1. Scope of Services: The Service Provider agrees to provide content creation and production
services to the Client as described in Exhibit A, which shall be attached to and incorporated as
part of this Agreement.
2. Deliverables: The Service Provider will deliver the agreed-upon content deliverables, including
but not limited to articles, videos, graphics, and other multimedia materials, in accordance with
the agreed-upon schedule and specifications as outlined in Exhibit A.
3. Payment Terms: The Client agrees to pay the Service Provider the fees specified in Exhibit A for
the services provided. Payment shall be made as follows:
 [Specify payment schedule, e.g., 50% upfront and 50% upon project completion]
 Payment shall be made in [currency] via [payment method, e.g., bank transfer, PayPal].
4. Intellectual Property: The Service Provider retains the ownership of all intellectual property
rights, including copyrights, in the content created for the Client.
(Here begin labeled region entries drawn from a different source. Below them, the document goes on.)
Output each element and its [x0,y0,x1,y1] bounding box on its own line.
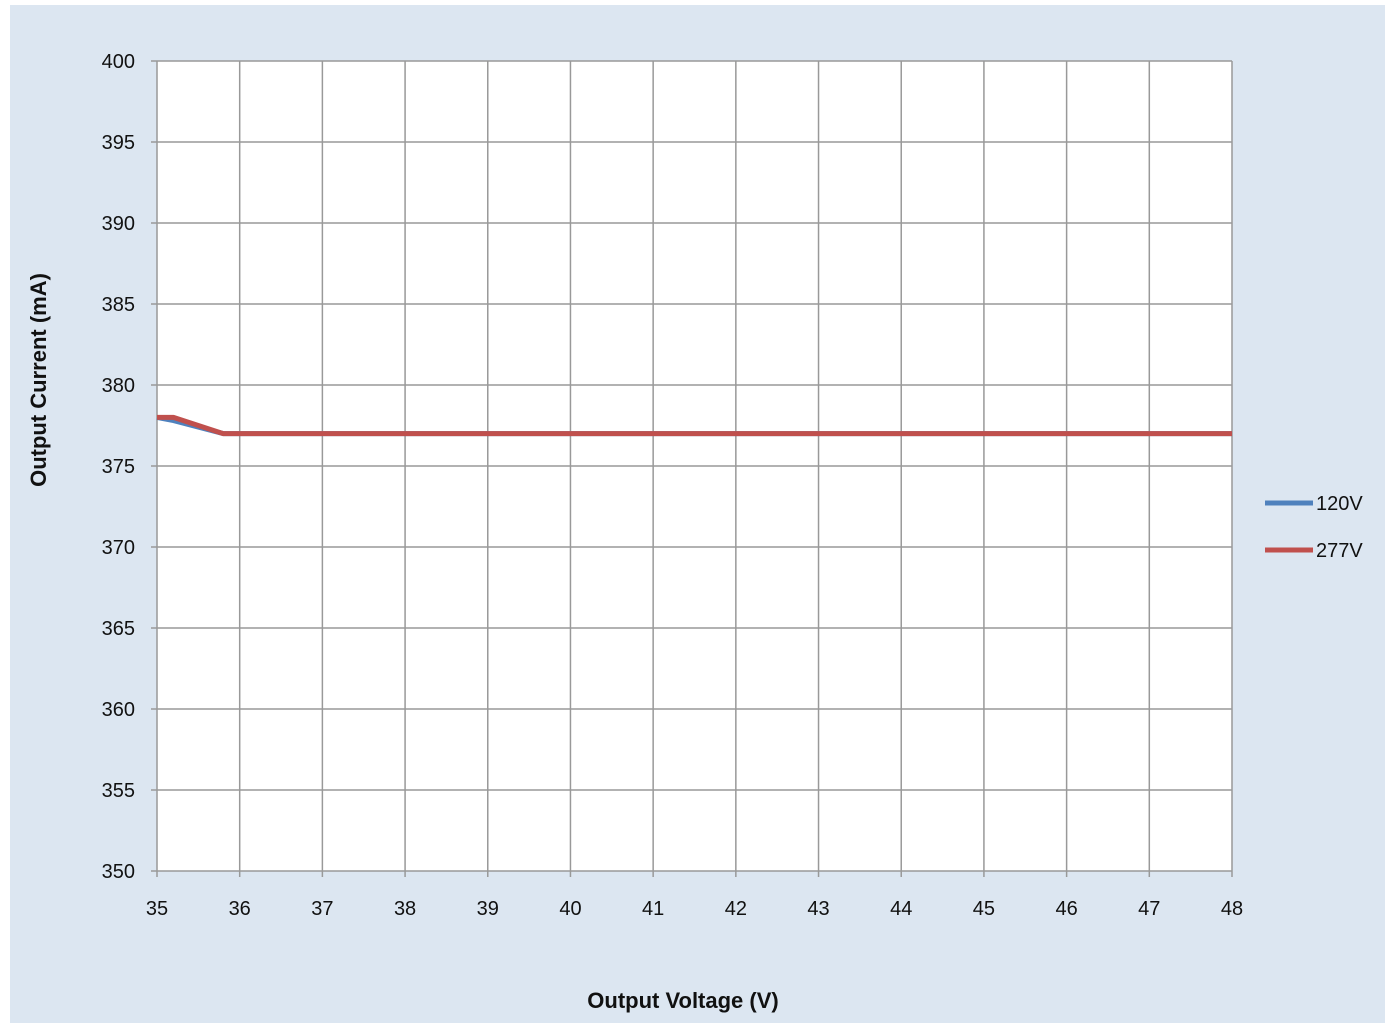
grid [151,60,1233,877]
legend-label: 120V [1316,493,1363,515]
x-tick-label: 38 [394,898,416,920]
y-tick-label: 380 [102,375,135,397]
x-tick-label: 37 [311,898,333,920]
y-tick-label: 365 [102,618,135,640]
y-tick-label: 385 [102,294,135,316]
legend: 120V 277V [1265,493,1363,562]
legend-label: 277V [1316,540,1363,562]
x-tick-label: 40 [559,898,581,920]
series-line-277V [157,414,1232,437]
y-tick-label: 400 [102,51,135,73]
x-tick-label: 43 [807,898,829,920]
x-tick-label: 47 [1138,898,1160,920]
x-tick-label: 35 [146,898,168,920]
series-lines [156,414,1232,437]
x-tick-label: 39 [477,898,499,920]
y-tick-label: 395 [102,132,135,154]
y-tick-label: 375 [102,456,135,478]
x-tick-label: 45 [973,898,995,920]
x-axis-ticks: 35 36 37 38 39 40 41 42 43 44 45 46 47 48 [146,898,1243,920]
x-tick-label: 44 [890,898,912,920]
x-tick-label: 42 [725,898,747,920]
y-tick-label: 355 [102,780,135,802]
y-tick-label: 360 [102,699,135,721]
y-axis-ticks: 350 355 360 365 370 375 380 385 390 395 400 [102,51,135,883]
x-tick-label: 41 [642,898,664,920]
x-axis-title: Output Voltage (V) [587,988,778,1013]
x-tick-label: 36 [229,898,251,920]
y-axis-title: Output Current (mA) [26,273,51,487]
x-tick-label: 46 [1055,898,1077,920]
y-tick-label: 350 [102,861,135,883]
y-tick-label: 390 [102,213,135,235]
y-tick-label: 370 [102,537,135,559]
x-tick-label: 48 [1221,898,1243,920]
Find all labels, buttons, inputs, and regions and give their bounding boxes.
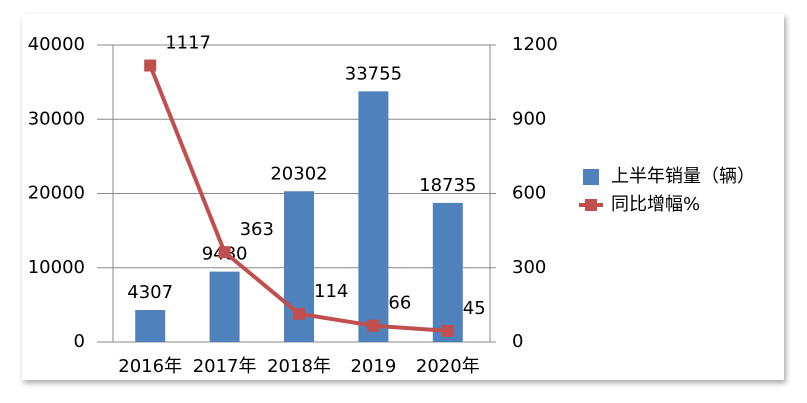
x-tick-label: 2016年 <box>118 356 182 377</box>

Upon full payment, the Client
shall have a non-exclusive, non-transferable license to use the content for the agreed-upon
purposes.
5. Confidentiality: Both Parties shall treat all non-public information received from the other Party
as confidential and shall not disclose, reproduce, or use such information for any purpose other
than the performance of this Agreement.
6. Termination: Either Party may terminate this Agreement by providing written notice to the other
Party in the event of a material breach that remains unremedied within [number of days] days
from the date of notice.
7. Force Majeure: Neither Party shall be liable for any failure or delay in performing its obligations
under this Agreement due to events beyond their reasonable control, including but not limited to
acts of God, war, terrorism, natural disasters, and government actions.
8. Governing Law and Jurisdiction: This Agreement shall be governed by and construed in
accordance with the laws of Kenya. Any disputes arising out of or in connection with this
Agreement shall be subject to the exclusive jurisdiction of the courts in [City, Kenya].
IN WITNESS WHEREOF, the Parties hereto have executed this Agreement as of the date first above
written.

[Your Name and Title - Service Provider] [Client's Name and Title - Client]
Exhibit A: Scope of Services [Describe in detail the scope of content creation and production services to
be provided, including specific deliverables, deadlines, and any additional terms agreed upon.]